Last summer, two consultants at the Minneapolis Fed published a paper entitled “On the Ethics of Redistribution.” They begin by framing the discussion with a global perspective:
A typical American in the lowest 5 percent of income (for America) has a higher income than 95 percent of Indians, 80 percent of Chinese and 50 percent of Brazilians. In the United States, 99 percent of households have indoor plumbing (a toilet with a sewer connection). In India, it’s 12 percent. For Americans below the poverty line, nearly three-quarters have a car (and 31 percent have two or more) and 97 percent have air conditioning. In India, only 5 percent of all households have cars and 2 percent of all households have air conditioning.
This then begs the following question: Are policies that purport to help the comparatively well-off (those at, say, the poverty line in developed countries) at the expense of the superlatively well-off (the rich in developed countries) desirable from the behind-the-veil perspective assuming that that perspective is global?
Increasing world trade is an example of the tension between policies that help those in developing countries versus those that help those lower in the income distribution in developed countries. According to a World Bank Study, in the three decades between 1981 and 2010, the rate of extreme poverty in the developing world (subsisting on less than $1.25 per day) has gone down from more than one out of every two citizens to roughly one out of every five, all while the population of the developing world increased by 59 percent. This reduction in extreme poverty represents the single greatest decrease in material human deprivation in history.
But this decrease in extreme poverty in the developing world has coincided with a marked increase in income inequality in the developed world, and the latter has received much more attention, at least from policy analysts in these richer nations.
The authors then move to the subject of skilled/unskilled labor and the effects of redistribution:
In a world with just two countries, one developed and the other poor, output is produced in each by a combination of skilled workers and unskilled workers. When they’re young, unskilled workers have the opportunity to become skilled by working with older, skilled workers.
…A rich-country policy to tax high incomes will redistribute income (within that country) from those with high innate abilities (and, by assumption, with the ability to become highly skilled) to those with lower innate abilities. In so doing, that policy will reduce inequality within the rich country, but it will also create disincentives there to becoming highly skilled and thereby reduce the global supply of skilled workers. This reduced supply of skilled workers from the developed country then reduces opportunities for young workers in the poor country to become skilled.

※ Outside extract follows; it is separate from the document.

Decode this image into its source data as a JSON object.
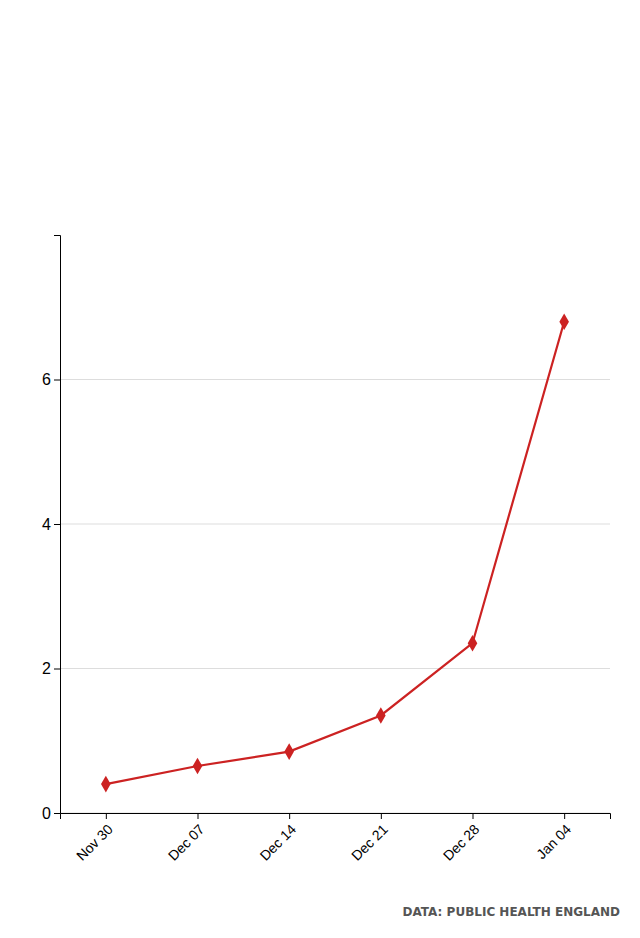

Applying the Harsanyi-Rawls behind-the-veil-of-ignorance criterion but considering only people in the developed country would appear to make this a beneficial policy because it helps the poor of that rich country. But, in our example, it hurts the poorest of the poor in the world, those in the developing nation. A proper application of the behind-the-veil-of-ignorance criterion—one that takes all people in all countries into consideration—can thus lead to the implication that such a policy is extremely undesirable. At the very least, a proper application of the criterion says that redistribution within rich countries imposes costs on people in other countries which need to be taken into account.
They conclude, “A giant literature in public finance justifies such social welfare functions by appealing to the veil-of-ignorance. Our point simply is that those who use this criterion should weight the welfare of poor people in Chad, the world’s poorest nation, very heavily. To our knowledge, very little if any of the relevant research does so.”